Quelle galère pour trouver ce film. Pourtant j'habite à Strasbourg - OK, c'est pas Paris, mais c'est pas tout petit non plus. Et pourtant, une seule salle le diffuse.
Bref, je me suis rendu à cette séance en en sachant très peu sur le film. Il a été une surprise tout du long, ce qui est d'autant plus appréciable.
OK, alors High-Rise est un film de Ben Wheatley avec Tom Hiddleston (Thor, The Avengers, Only Lovers Left Alive, Crimson Peak...) en tête d'affiche. Il raconte l'histoire du Dr Laing qui emménage dans un appart au 25e étage d'une tour en comprenant 40. Les étages du bas sont réservés aux classes modestes, et plus on monte, plus on trouve des "nantis".
Vous l'aurez sans doute deviné, ce scénario va servir à illustrer la lutte des classes, et d'autres travers de notre société, car la situation ne va pas longtemps rester aussi pépère que dans la petite copro de ta mamie avec le voisin du dessus qui lui apporte le journal tous les matins. Non, non, non.
Il faut avouer que High-Rise arrive à brasser un paquet de thématiques sans que caser telle ou telle critique de nos modes de vie ne semble forcé. Au final, le film parle pêle-mêle de lutte des classes, du capitalisme, du consumérisme, de la place de la femme dans la société, entre autres. Là où c'est encore plus appréciable, c'est que l'on échappe à un manichéisme de bas étage dans lequel il aurait été facile (et idiot) de plonger à grands coups de "Oui mais les riches ils piquent l'argent des pauvres, et les pauvres ils ont froid l'hiver et pas de quoi se payer un édredon".
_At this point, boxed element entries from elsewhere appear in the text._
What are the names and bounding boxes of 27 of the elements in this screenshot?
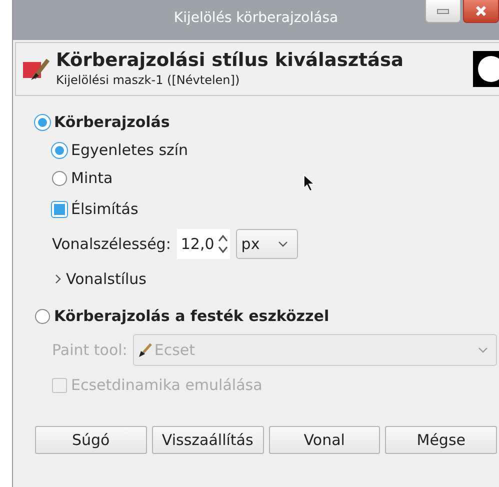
unit-dropdown[interactable]: px — [236, 229, 298, 259]
dialog-button[interactable]: Visszaállítás — [152, 426, 264, 454]
selection-preview-icon — [473, 51, 499, 87]
minimize-button[interactable] — [425, 0, 461, 23]
window-title: Kijelölés körberajzolása — [174, 9, 338, 28]
chevron-down-icon — [278, 241, 288, 247]
paint-tool-label: Paint tool: — [52, 341, 128, 359]
checkbox-option[interactable]: Élsimítás — [52, 192, 499, 226]
radio-option[interactable]: Egyenletes szín — [52, 136, 499, 164]
radio-option[interactable]: Minta — [52, 164, 499, 192]
brush-icon — [22, 56, 52, 82]
cursor-icon — [303, 174, 315, 192]
line-width-label: Vonalszélesség: — [52, 235, 171, 253]
close-icon — [475, 5, 487, 17]
brush-icon — [138, 343, 152, 357]
option-radio[interactable]: Körberajzolás a festék eszközzel — [35, 300, 499, 332]
line-width-field[interactable]: 12,0 — [176, 229, 230, 259]
spin-arrows-icon — [218, 234, 228, 254]
line-style-expander[interactable]: Vonalstílus — [52, 262, 499, 296]
dialog-subtitle: Kijelölési maszk-1 ([Névtelen]) — [56, 72, 241, 88]
chevron-down-icon — [478, 347, 488, 353]
dialog-button[interactable]: Súgó — [35, 426, 147, 454]
dialog-button[interactable]: Mégse — [385, 426, 497, 454]
option-radio[interactable]: Körberajzolás — [35, 108, 499, 136]
close-button[interactable] — [463, 0, 499, 23]
dialog-heading: Körberajzolási stílus kiválasztása — [56, 50, 404, 72]
dialog-button[interactable]: Vonal — [268, 426, 380, 454]
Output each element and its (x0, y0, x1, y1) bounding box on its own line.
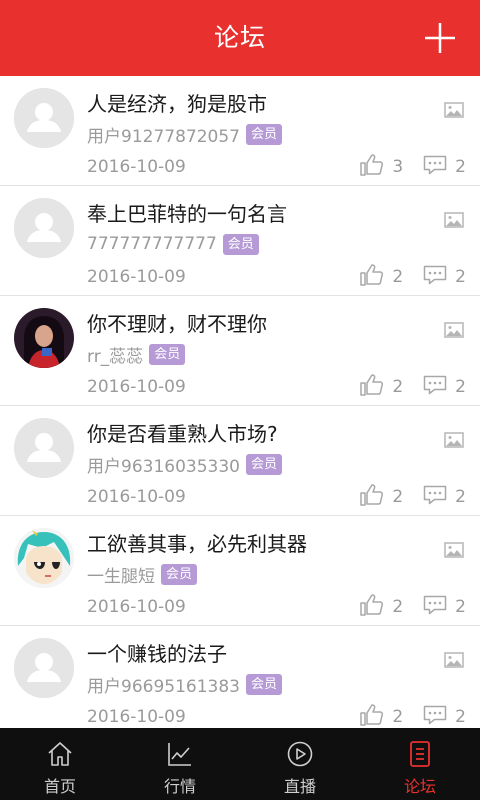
home-icon (46, 740, 74, 768)
post-date: 2016-10-09 (87, 157, 186, 177)
post-author[interactable]: 777777777777 (87, 234, 217, 254)
post-date: 2016-10-09 (87, 707, 186, 727)
member-badge: 会员 (245, 453, 282, 475)
image-icon (444, 432, 464, 448)
add-post-icon[interactable] (420, 18, 460, 58)
post-item[interactable]: 工欲善其事，必先利其器 一生腿短 会员 2016-10-09 2 2 (0, 516, 480, 626)
post-date: 2016-10-09 (87, 267, 186, 287)
like-count: 3 (392, 157, 404, 177)
like-count: 2 (392, 707, 404, 727)
post-item[interactable]: 你是否看重熟人市场? 用户96316035330 会员 2016-10-09 2 2 (0, 406, 480, 516)
thumbs-up-icon (360, 593, 384, 621)
like-button[interactable]: 2 (360, 373, 404, 401)
tab-label: 首页 (43, 777, 76, 796)
post-item[interactable]: 人是经济，狗是股市 用户91277872057 会员 2016-10-09 3 2 (0, 76, 480, 186)
like-count: 2 (392, 267, 404, 287)
tab-live[interactable]: 直播 (240, 728, 360, 800)
avatar[interactable] (14, 198, 74, 258)
post-author[interactable]: rr_蕊蕊 (87, 342, 143, 367)
post-author[interactable]: 用户96316035330 (87, 452, 240, 477)
thumbs-up-icon (360, 483, 384, 511)
post-title: 工欲善其事，必先利其器 (87, 532, 307, 556)
comment-button[interactable]: 2 (423, 265, 466, 290)
member-badge: 会员 (149, 343, 186, 365)
tab-label: 直播 (283, 777, 316, 796)
page-title: 论坛 (213, 23, 266, 52)
avatar[interactable] (14, 88, 74, 148)
avatar[interactable] (14, 638, 74, 698)
bottom-tab-bar: 首页 行情 直播 论坛 (0, 728, 480, 800)
image-icon (444, 322, 464, 338)
post-date: 2016-10-09 (87, 597, 186, 617)
image-icon (444, 102, 464, 118)
comment-icon (423, 595, 447, 620)
like-count: 2 (392, 487, 404, 507)
post-title: 奉上巴菲特的一句名言 (87, 202, 287, 226)
post-item[interactable]: 一个赚钱的法子 用户96695161383 会员 2016-10-09 2 2 (0, 626, 480, 728)
like-button[interactable]: 2 (360, 703, 404, 729)
comment-button[interactable]: 2 (423, 485, 466, 510)
post-item[interactable]: 你不理财，财不理你 rr_蕊蕊 会员 2016-10-09 2 2 (0, 296, 480, 406)
play-icon (286, 740, 314, 768)
thumbs-up-icon (360, 153, 384, 181)
thumbs-up-icon (360, 703, 384, 729)
app-header: 论坛 (0, 0, 480, 76)
post-author[interactable]: 用户96695161383 (87, 672, 240, 697)
avatar[interactable] (14, 528, 74, 588)
comment-icon (423, 155, 447, 180)
comment-count: 2 (455, 487, 466, 507)
post-author[interactable]: 用户91277872057 (87, 122, 240, 147)
comment-count: 2 (455, 267, 466, 287)
comment-count: 2 (455, 707, 466, 727)
comment-button[interactable]: 2 (423, 705, 466, 729)
thumbs-up-icon (360, 373, 384, 401)
like-button[interactable]: 2 (360, 483, 404, 511)
member-badge: 会员 (161, 563, 198, 585)
like-count: 2 (392, 377, 404, 397)
member-badge: 会员 (245, 673, 282, 695)
post-date: 2016-10-09 (87, 377, 186, 397)
comment-button[interactable]: 2 (423, 595, 466, 620)
thumbs-up-icon (360, 263, 384, 291)
member-badge: 会员 (245, 123, 282, 145)
like-button[interactable]: 2 (360, 593, 404, 621)
avatar[interactable] (14, 418, 74, 478)
comment-button[interactable]: 2 (423, 155, 466, 180)
comment-icon (423, 375, 447, 400)
chart-icon (166, 740, 194, 768)
comment-icon (423, 485, 447, 510)
comment-count: 2 (455, 597, 466, 617)
comment-icon (423, 705, 447, 729)
tab-market[interactable]: 行情 (120, 728, 240, 800)
post-title: 你是否看重熟人市场? (87, 422, 278, 446)
comment-count: 2 (455, 157, 466, 177)
comment-count: 2 (455, 377, 466, 397)
tab-forum[interactable]: 论坛 (360, 728, 480, 800)
like-button[interactable]: 2 (360, 263, 404, 291)
comment-button[interactable]: 2 (423, 375, 466, 400)
post-title: 你不理财，财不理你 (87, 312, 267, 336)
image-icon (444, 212, 464, 228)
image-icon (444, 652, 464, 668)
tab-label: 论坛 (403, 777, 436, 796)
like-button[interactable]: 3 (360, 153, 404, 181)
tab-home[interactable]: 首页 (0, 728, 120, 800)
avatar[interactable] (14, 308, 74, 368)
like-count: 2 (392, 597, 404, 617)
post-author[interactable]: 一生腿短 (87, 562, 155, 587)
member-badge: 会员 (222, 233, 259, 255)
post-list[interactable]: 人是经济，狗是股市 用户91277872057 会员 2016-10-09 32 … (0, 76, 480, 728)
post-title: 一个赚钱的法子 (87, 642, 227, 666)
post-title: 人是经济，狗是股市 (87, 92, 267, 116)
comment-icon (423, 265, 447, 290)
post-date: 2016-10-09 (87, 487, 186, 507)
post-item[interactable]: 奉上巴菲特的一句名言 777777777777 会员 2016-10-09 2 2 (0, 186, 480, 296)
image-icon (444, 542, 464, 558)
tab-label: 行情 (163, 777, 196, 796)
forum-icon (406, 740, 434, 768)
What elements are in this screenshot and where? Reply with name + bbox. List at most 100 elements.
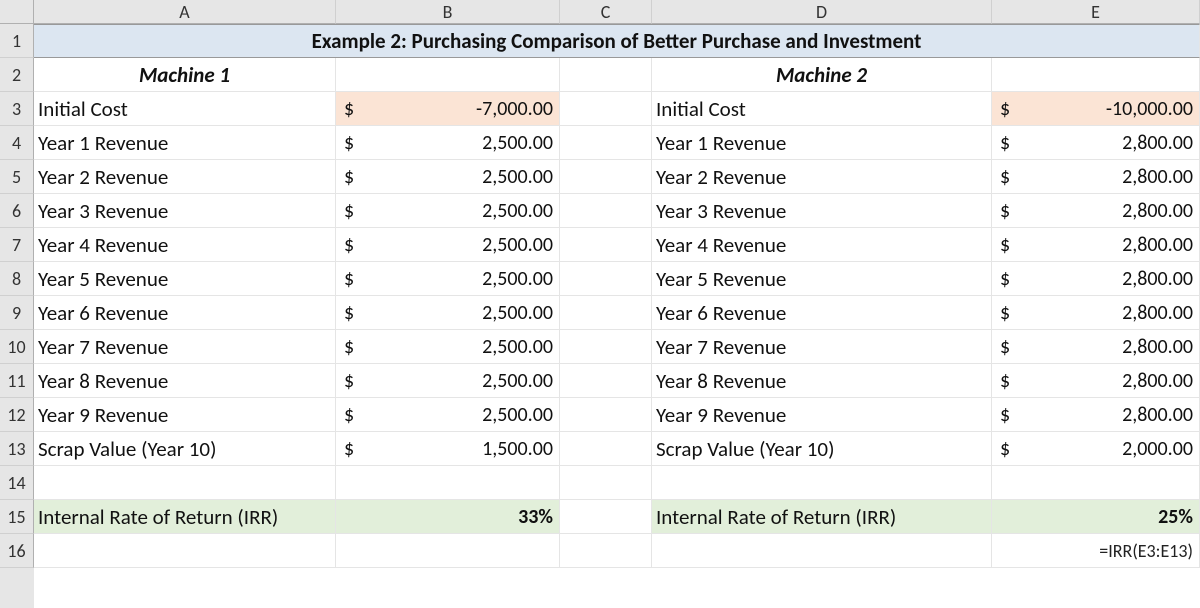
column-header[interactable]: A [34,0,336,24]
cell[interactable] [560,194,652,228]
m2-label[interactable]: Year 3 Revenue [652,194,992,228]
cell[interactable] [560,228,652,262]
m2-amount[interactable]: $2,800.00 [992,126,1200,160]
cell[interactable] [992,466,1200,500]
cell[interactable] [560,330,652,364]
m2-amount[interactable]: $2,800.00 [992,160,1200,194]
m1-irr-label[interactable]: Internal Rate of Return (IRR) [34,500,336,534]
cell[interactable] [560,58,652,92]
m1-label[interactable]: Year 6 Revenue [34,296,336,330]
cell[interactable] [560,364,652,398]
m2-amount[interactable]: $2,800.00 [992,398,1200,432]
m1-label[interactable]: Year 3 Revenue [34,194,336,228]
m1-label[interactable]: Year 7 Revenue [34,330,336,364]
m2-label[interactable]: Year 8 Revenue [652,364,992,398]
row-header[interactable]: 5 [0,160,34,194]
m1-label[interactable]: Scrap Value (Year 10) [34,432,336,466]
cell[interactable] [560,126,652,160]
cell[interactable] [560,432,652,466]
m1-amount[interactable]: $2,500.00 [336,296,560,330]
row-header[interactable]: 12 [0,398,34,432]
m1-amount[interactable]: $1,500.00 [336,432,560,466]
row-header[interactable]: 7 [0,228,34,262]
row-header[interactable]: 10 [0,330,34,364]
cell[interactable] [992,58,1200,92]
m1-label[interactable]: Year 4 Revenue [34,228,336,262]
m1-amount[interactable]: $2,500.00 [336,364,560,398]
column-header[interactable]: E [992,0,1200,24]
m1-amount[interactable]: $2,500.00 [336,330,560,364]
cell[interactable] [560,262,652,296]
row-header[interactable]: 9 [0,296,34,330]
m2-amount[interactable]: $2,800.00 [992,364,1200,398]
column-header[interactable]: B [336,0,560,24]
m1-amount[interactable]: $2,500.00 [336,262,560,296]
cell[interactable] [560,398,652,432]
m2-irr-label[interactable]: Internal Rate of Return (IRR) [652,500,992,534]
row-header[interactable]: 14 [0,466,34,500]
m1-label[interactable]: Year 2 Revenue [34,160,336,194]
m1-amount[interactable]: $2,500.00 [336,126,560,160]
m1-amount[interactable]: $-7,000.00 [336,92,560,126]
cell[interactable] [560,92,652,126]
row-header[interactable]: 16 [0,534,34,568]
m1-label[interactable]: Year 8 Revenue [34,364,336,398]
m2-label[interactable]: Year 1 Revenue [652,126,992,160]
m2-amount[interactable]: $2,800.00 [992,330,1200,364]
m2-amount[interactable]: $2,800.00 [992,228,1200,262]
row-header[interactable]: 13 [0,432,34,466]
m2-label[interactable]: Year 4 Revenue [652,228,992,262]
m1-label[interactable]: Year 5 Revenue [34,262,336,296]
m2-label[interactable]: Year 2 Revenue [652,160,992,194]
m1-label[interactable]: Initial Cost [34,92,336,126]
column-header[interactable]: C [560,0,652,24]
cell[interactable] [560,466,652,500]
row-header[interactable]: 1 [0,24,34,58]
formula-hint[interactable]: =IRR(E3:E13) [992,534,1200,568]
m1-amount[interactable]: $2,500.00 [336,160,560,194]
cell[interactable] [560,296,652,330]
row-header-column: 1 2 3 4 5 6 7 8 9 10 11 12 13 14 15 16 [0,0,34,608]
m2-label[interactable]: Year 6 Revenue [652,296,992,330]
cell[interactable] [652,466,992,500]
m1-label[interactable]: Year 1 Revenue [34,126,336,160]
row-header[interactable]: 11 [0,364,34,398]
cell[interactable] [652,534,992,568]
cell[interactable] [560,500,652,534]
cell[interactable] [336,58,560,92]
machine2-header[interactable]: Machine 2 [652,58,992,92]
spreadsheet-grid[interactable]: Example 2: Purchasing Comparison of Bett… [34,24,1200,568]
row-header[interactable]: 2 [0,58,34,92]
cell[interactable] [34,534,336,568]
row-header[interactable]: 4 [0,126,34,160]
title-cell[interactable]: Example 2: Purchasing Comparison of Bett… [34,24,1200,58]
column-header[interactable]: D [652,0,992,24]
cell[interactable] [336,466,560,500]
m1-amount[interactable]: $2,500.00 [336,228,560,262]
m1-amount[interactable]: $2,500.00 [336,398,560,432]
row-header[interactable]: 8 [0,262,34,296]
m2-label[interactable]: Scrap Value (Year 10) [652,432,992,466]
m1-amount[interactable]: $2,500.00 [336,194,560,228]
m2-amount[interactable]: $2,800.00 [992,296,1200,330]
m1-irr-value[interactable]: 33% [336,500,560,534]
column-header-row: A B C D E [34,0,1200,24]
cell[interactable] [560,160,652,194]
cell[interactable] [560,534,652,568]
m2-amount[interactable]: $2,800.00 [992,194,1200,228]
m1-label[interactable]: Year 9 Revenue [34,398,336,432]
m2-amount[interactable]: $-10,000.00 [992,92,1200,126]
row-header[interactable]: 3 [0,92,34,126]
m2-label[interactable]: Year 7 Revenue [652,330,992,364]
row-header[interactable]: 6 [0,194,34,228]
cell[interactable] [34,466,336,500]
m2-label[interactable]: Year 9 Revenue [652,398,992,432]
machine1-header[interactable]: Machine 1 [34,58,336,92]
m2-label[interactable]: Year 5 Revenue [652,262,992,296]
row-header[interactable]: 15 [0,500,34,534]
cell[interactable] [336,534,560,568]
m2-amount[interactable]: $2,000.00 [992,432,1200,466]
m2-label[interactable]: Initial Cost [652,92,992,126]
m2-amount[interactable]: $2,800.00 [992,262,1200,296]
m2-irr-value[interactable]: 25% [992,500,1200,534]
Petit à petit, les scènes sont de plus en plus fortes, surréalistes, et la dystopie est totale. Les personnages ont des psychologies relativement étudiées et toujours plutôt cohérentes. Cependant, parfois, une petite impression de gratuité vient nous faire un petit pincement au cœur. De plus, le film aurait pu être amputé d'un bon quart d'heure avant la fin, à un moment où la conclusion se fait attendre et où l'on se dit que l'on a déjà bien fait le tour.
Cependant, le film fourmille de bonnes idées de plans, de cadrages et de mise en scène, notamment des utilisations plutôt sympathiques de focales longues / courtes pour donner tantôt une sensation d'étouffement, tantôt de vide et de vertige lorsque l'on aperçoit les tours. Beaucoup de plans ont une réelle symbolique. Parfois, un bel éclairage et une luminosité bien trouvée ajoute, de par les couleurs, les ombres, une dimension supplémentaire.
Un autre point intéressant se trouve dans la bande son, extrêmement hétéroclite mais cohérente dans son ensemble. Le travail est remarquable puisqu'un morceau qui semble tout à fait inapproprié permet tout de même, de par sa mélodie et son décalage, à instaurer un malaise.
Le film distille à merveille cette sensation d'oppression, renforcé par les jeux convaincants des acteurs.
Au final, malgré une fin un peu longue, qui donne parfois une impression de gratuité, High-Rise est un film fort, porteur de sens, piochant allégrement dans différents genres, tantôt burlesque, tantôt stressant, souvent surprenant, et très bien réalisé.
Et je rage.
Je rage de voir qu'entre les Visiteurs 3, un autre Divergente pour plaire au teens avec une dystopie faussement profonde, et un énième film de super héros, dont la suite nous sera probablement injectée directement en intraveineuse par les studios, il y ait de bons films, intéressants et faisant passer un message, comme High-Rise, qui soient si mal diffusés et qui sortent dans le quasi anonymat.
Ne restez pas à la botte des studios qui pensent à votre place, ne consommez pas les conneries que l'on veut vous forcer à aimer. Que ce soit High-Rise ou un autre, que vous ayez aimé ce film ou non, l'essentiel reste de vous faire votre propre cinéma, votre propre sélection, fouinez, cherchez, il y a d'excellents films qui méritent d'être vus mais restent ignorés du public parce qu'on a décidé à votre place que ça n'était pas pour vous.
C'est important. Pour que le cinéma ne devienne pas qu'une collection de block busters interchangeables. Resistez à tout ça. S'il-vous-plait. Résistez.